Placing the slices on a porous membrane warranties proper oxygenation and nutrition via a thin layer of SCM that is formed by capillarity. This method can be adapted to other brain regions providing that the density of the tissue allows proper oxygenation and nutrient penetration. Thus, tissue density limits this method to young tissue. For hippocampus, slices 300-400 μm thick from p6-p7 animals seem to give best results. This type of slices can rapidly be obtained with a tissue slicer diminishing the time the tissue is exposed to the air.

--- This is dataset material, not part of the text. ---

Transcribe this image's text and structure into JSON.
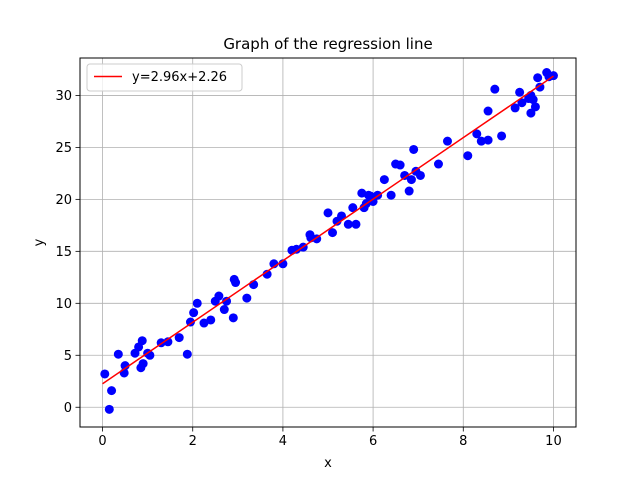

Importantly for those studying synaptic physiology, after a few days in culture, all the debris from dead cells has been removed, leaving a clean surface highly suitable for electrophysiological or imaging experiments. In addition, organotypic hippocampal slices continue developing normal connectivity comparable to acute slices ¹². However after 2 weeks in culture this normal connectivity disappears as neurons start forming too many connections that increases synaptic activity in the slice.